Back to last night: I got quasi-dressed up, although the place is so low-key and not pretentious at all, and we headed out pretty early, at like 5:45 or so, because Dick & Jenny’s fill up fast. So we got a table quickly and then I took a gander at the fabulous wine list while Jason parked. Great stuff. I was impressed. But we weren’t getting wine. We were going to have a couple of Sazeracs. What’s a Sazerac, you ask? It’s great. I mean, it’s a New Orleans drink if I ever had one. As one website says: “Tourists have hurricanes [the drink, not Katrina], and locals have Sazeracs.” And here’s how you make one:


1 teaspoon of simple syrup (or 1 sugar cube or 1 teaspoon of granulated sugar)
3 - 4 dashes Peychaud's bitters
2 ounces rye whiskey (most New Orleans bars use Old Overholt)
1/4 teaspoon Herbsaint, a New Orleans brand of anise liqueur
(You may use Pernod, or some other pastis or absinthe substitute)
Strip of lemon peel

The traditional method: Pack a 3-1/2 ounce old fashioned glass with ice. In a cocktail shaker, moisten the sugar cube with just enough water to saturate it, then crush. Blend with the whiskey and bitters. Add a few cubes of ice and stir to chill. Discard the ice from the first glass and pour in the Herbsaint. Coat the inside of the entire glass, pouring out the excess. Strain the whiskey into the Herbsaint coated glass. Twist the lemon peel over the glass so that the lemon oil cascades into the drink, then rub the peel over the rim of the glass; do not put the twist in the drink. Or, as Stanley Clisby Arthur says, "Do not commit the sacrilege of dropping the peel into the drink.

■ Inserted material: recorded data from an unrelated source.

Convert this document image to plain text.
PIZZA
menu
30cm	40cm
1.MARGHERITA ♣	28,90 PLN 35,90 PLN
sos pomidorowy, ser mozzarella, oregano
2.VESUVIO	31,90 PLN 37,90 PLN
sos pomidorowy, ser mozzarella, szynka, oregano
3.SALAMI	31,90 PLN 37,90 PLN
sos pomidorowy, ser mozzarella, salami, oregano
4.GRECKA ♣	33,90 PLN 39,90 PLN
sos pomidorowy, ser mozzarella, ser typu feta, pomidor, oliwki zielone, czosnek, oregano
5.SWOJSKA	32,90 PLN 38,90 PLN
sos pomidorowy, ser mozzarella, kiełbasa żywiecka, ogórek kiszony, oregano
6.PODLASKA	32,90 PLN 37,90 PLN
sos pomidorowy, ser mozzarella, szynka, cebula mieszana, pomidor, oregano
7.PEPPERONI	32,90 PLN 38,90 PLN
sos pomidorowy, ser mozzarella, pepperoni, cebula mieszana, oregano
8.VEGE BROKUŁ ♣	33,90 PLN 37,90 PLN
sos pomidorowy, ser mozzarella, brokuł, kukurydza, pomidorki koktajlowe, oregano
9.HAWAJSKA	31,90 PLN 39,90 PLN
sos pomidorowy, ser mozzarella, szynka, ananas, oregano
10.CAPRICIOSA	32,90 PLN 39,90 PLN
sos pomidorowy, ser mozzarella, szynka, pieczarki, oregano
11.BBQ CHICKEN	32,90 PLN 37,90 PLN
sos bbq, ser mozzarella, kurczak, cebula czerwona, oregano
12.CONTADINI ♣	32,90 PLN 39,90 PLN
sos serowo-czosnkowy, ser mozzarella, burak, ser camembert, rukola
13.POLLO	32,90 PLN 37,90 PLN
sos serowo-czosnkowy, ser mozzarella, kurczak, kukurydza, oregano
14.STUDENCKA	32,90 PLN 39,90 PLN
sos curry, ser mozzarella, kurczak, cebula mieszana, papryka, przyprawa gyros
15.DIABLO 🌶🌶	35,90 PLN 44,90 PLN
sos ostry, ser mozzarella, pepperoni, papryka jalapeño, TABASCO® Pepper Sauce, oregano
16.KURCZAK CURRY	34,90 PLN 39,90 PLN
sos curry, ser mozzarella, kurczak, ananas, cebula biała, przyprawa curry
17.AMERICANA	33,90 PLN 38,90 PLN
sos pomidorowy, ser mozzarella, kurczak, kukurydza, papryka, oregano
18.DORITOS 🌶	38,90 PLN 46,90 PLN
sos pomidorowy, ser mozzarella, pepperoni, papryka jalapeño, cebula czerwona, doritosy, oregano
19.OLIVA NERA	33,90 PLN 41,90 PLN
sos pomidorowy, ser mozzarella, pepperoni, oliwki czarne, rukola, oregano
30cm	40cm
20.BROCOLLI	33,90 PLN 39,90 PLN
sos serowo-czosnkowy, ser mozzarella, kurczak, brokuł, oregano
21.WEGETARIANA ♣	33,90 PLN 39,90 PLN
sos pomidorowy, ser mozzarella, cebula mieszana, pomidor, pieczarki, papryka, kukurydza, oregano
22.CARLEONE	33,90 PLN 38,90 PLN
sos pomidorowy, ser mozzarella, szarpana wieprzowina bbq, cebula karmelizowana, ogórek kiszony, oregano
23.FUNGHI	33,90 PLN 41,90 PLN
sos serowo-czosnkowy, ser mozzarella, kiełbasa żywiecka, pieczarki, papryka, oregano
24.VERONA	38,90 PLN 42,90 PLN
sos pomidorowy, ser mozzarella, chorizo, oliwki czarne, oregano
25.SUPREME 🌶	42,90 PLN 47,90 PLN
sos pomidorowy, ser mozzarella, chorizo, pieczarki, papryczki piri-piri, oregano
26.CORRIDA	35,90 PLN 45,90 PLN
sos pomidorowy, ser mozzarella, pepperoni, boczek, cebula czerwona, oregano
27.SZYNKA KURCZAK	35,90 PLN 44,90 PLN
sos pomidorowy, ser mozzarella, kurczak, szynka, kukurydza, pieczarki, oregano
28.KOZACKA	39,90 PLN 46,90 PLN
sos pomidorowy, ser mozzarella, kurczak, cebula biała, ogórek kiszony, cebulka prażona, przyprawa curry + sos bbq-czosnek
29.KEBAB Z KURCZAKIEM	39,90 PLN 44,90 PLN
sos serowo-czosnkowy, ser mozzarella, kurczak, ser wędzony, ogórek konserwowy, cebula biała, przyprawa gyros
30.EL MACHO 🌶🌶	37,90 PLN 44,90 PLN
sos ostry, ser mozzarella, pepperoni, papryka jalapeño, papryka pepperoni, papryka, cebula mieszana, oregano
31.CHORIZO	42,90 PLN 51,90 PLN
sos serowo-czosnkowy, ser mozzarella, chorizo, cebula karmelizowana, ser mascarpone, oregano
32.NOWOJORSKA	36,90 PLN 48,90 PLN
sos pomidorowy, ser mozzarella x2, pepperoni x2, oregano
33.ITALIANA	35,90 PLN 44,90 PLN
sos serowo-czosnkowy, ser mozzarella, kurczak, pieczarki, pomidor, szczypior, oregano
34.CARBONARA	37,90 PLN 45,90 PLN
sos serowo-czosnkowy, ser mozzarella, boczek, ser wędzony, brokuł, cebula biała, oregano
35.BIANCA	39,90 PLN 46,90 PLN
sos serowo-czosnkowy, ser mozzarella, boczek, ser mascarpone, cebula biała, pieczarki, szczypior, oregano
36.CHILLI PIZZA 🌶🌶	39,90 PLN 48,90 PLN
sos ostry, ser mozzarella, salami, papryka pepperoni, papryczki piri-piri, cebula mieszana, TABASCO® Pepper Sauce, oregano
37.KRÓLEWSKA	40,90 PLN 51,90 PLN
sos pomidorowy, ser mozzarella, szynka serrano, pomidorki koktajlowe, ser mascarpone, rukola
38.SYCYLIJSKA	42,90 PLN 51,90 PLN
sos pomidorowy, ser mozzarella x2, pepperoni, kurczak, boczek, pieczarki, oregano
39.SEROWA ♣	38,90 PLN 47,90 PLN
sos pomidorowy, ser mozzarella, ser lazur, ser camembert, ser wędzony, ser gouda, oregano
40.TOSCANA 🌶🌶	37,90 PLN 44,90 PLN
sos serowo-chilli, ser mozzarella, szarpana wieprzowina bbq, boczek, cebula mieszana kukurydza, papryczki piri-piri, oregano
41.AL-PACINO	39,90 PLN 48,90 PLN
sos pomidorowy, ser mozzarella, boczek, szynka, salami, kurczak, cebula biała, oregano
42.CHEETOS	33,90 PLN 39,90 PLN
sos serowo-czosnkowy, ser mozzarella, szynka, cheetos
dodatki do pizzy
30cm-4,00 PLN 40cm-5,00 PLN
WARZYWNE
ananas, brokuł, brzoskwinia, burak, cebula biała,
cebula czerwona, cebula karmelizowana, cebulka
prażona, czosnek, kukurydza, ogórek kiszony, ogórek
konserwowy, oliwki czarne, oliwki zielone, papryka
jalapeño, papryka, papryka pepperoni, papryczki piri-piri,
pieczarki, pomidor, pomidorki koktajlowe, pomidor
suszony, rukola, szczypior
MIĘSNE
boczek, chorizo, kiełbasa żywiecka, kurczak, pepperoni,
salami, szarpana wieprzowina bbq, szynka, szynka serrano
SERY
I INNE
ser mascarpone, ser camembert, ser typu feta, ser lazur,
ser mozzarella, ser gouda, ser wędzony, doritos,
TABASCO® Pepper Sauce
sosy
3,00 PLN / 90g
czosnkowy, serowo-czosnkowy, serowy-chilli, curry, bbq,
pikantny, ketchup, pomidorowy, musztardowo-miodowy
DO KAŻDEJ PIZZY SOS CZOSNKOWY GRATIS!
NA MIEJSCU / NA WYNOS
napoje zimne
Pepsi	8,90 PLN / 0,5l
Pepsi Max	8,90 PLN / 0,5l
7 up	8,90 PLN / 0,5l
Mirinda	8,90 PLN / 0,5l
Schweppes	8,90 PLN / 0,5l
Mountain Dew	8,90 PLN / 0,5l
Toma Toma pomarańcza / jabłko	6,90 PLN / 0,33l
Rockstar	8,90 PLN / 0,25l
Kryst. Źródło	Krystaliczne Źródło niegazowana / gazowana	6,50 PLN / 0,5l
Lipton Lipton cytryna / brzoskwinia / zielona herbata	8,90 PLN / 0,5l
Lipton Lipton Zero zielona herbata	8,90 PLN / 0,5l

And they are delicious! Not too sweet, they pack a punch, are complex and intriguing, just like the City. So I was more than happy with my drink (Although we weren’t expecting the price: egads!) In addition to the drinks, we had amazing corn-friend oysters on top of some creole slaw. The creamiest most tender and delicious oysters I’ve ever had. In New Orleans, oysters are heavenly. I love ‘em fried. Oi! For the main course, Jason had Scallops and Shrimp and a Crawfish & Brie filled Beggar’s Purse (crepe), africkinmazing. I had a pan-bronzed gulf fish on top of a okra, corn, crawfish sautée thing. Mouthwatering, perfectly cooked. We had to abstain from dessert, although I could have filled myself a little fuller. So great. Best of all was the company and the environment. It wasn’t at all stuffy and could’ve been given the quality of the food. Oh, this City will never stop amazing me. Later today: Wine Shops. (If the rain stays away.)